Mentre Pechino si concentra su provvedimenti per non “sfigurare” di fronte agli ospiti occidentali –  come il divieto di inserire la carne di cane nei menu dei ristoranti –  e cinge d’assedio la capitale con 40 mila poliziotti, 27.500 armati, 10 mila guardie di sicurezza, 300 guardie anti-terrorismo, 15 mila volontari della guardia civile e i missili terra-aria «Bandiera rossa numero 7», già puntati contro il cielo, per prevenire attacchi terroristici da parte dei separatisti musulmani uiguri, dei “terroristi” tibetani e degli estremisti evangelici, la vita quotidiana per la popolazione si fa sempre più dura. Infatti le risorse idriche, già scarse, saranno utilizzate per fornire l’acqua ai visitatori e abbellire Pechino. Oltre i due terzi dell’acqua della capitale sono pompati da bacini sotterranei e dal 2004 sono attinti anche quelli profondi più di un chilometro considerati una riserva di emergenza. Inoltre l’acqua viene prelevata dall’Hebei, tramite un enorme canale scavato per le Olimpiadi, ma la provincia soffre di siccità da anni. Intanto nelle acque interne si diffondono a macchia d’olio le alghe, a causa delle sostanze nutritive portate dall’inquinamento industriale, dell’ampio uso di nitrati nell’agricoltura e dei rifiuti cittadini. Così mentre un quarto della popolazione manca di fonti d’acqua potabile, sul bacino di Qingdao migliaia di lavoratori e volontari faticano da giorni per eliminare le alghe che comprometterebbero le gare olimpioniche di vela. Anche i valori dell’inquinamento atmosferico rimangono elevati, malgrado le misure adottate dal governo: dal 20 luglio al 20 settembre nella capitale le automobili private circoleranno a targhe alterne ed entro fine luglio saranno pronte altre tre linee metropolitane. Ma l’aria rimane irrespirabile.
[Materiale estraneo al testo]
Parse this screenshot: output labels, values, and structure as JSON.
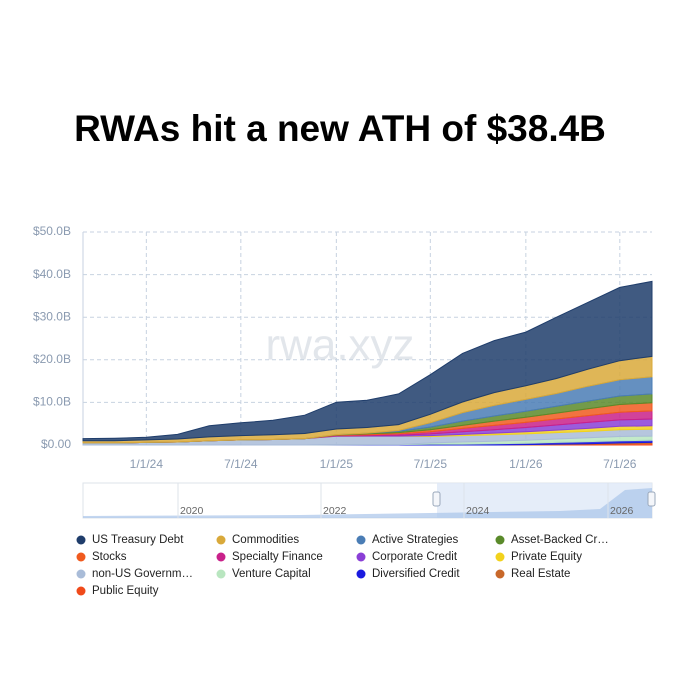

Ormai la popolazione cinese non guarda più alle Olimpiadi come un’occasione di rilancio economico: 20 miliardi di euro sono stati spesi per dare della Cina un’immagine di paese in grande ripresa, ma senza che le condizioni dei più poveri siano migliorate. E anche per il turismo le prospettive non sono buone: tra calamità naturali e violenze istituzionali, i 2 milioni di visitatori previsti sono calati a quota 500 mila, anche per la difficoltà a ottenere i visti e le complicazioni burocratiche messe in atto dal governo per controllare meglio la situazione durante le Olimpiadi.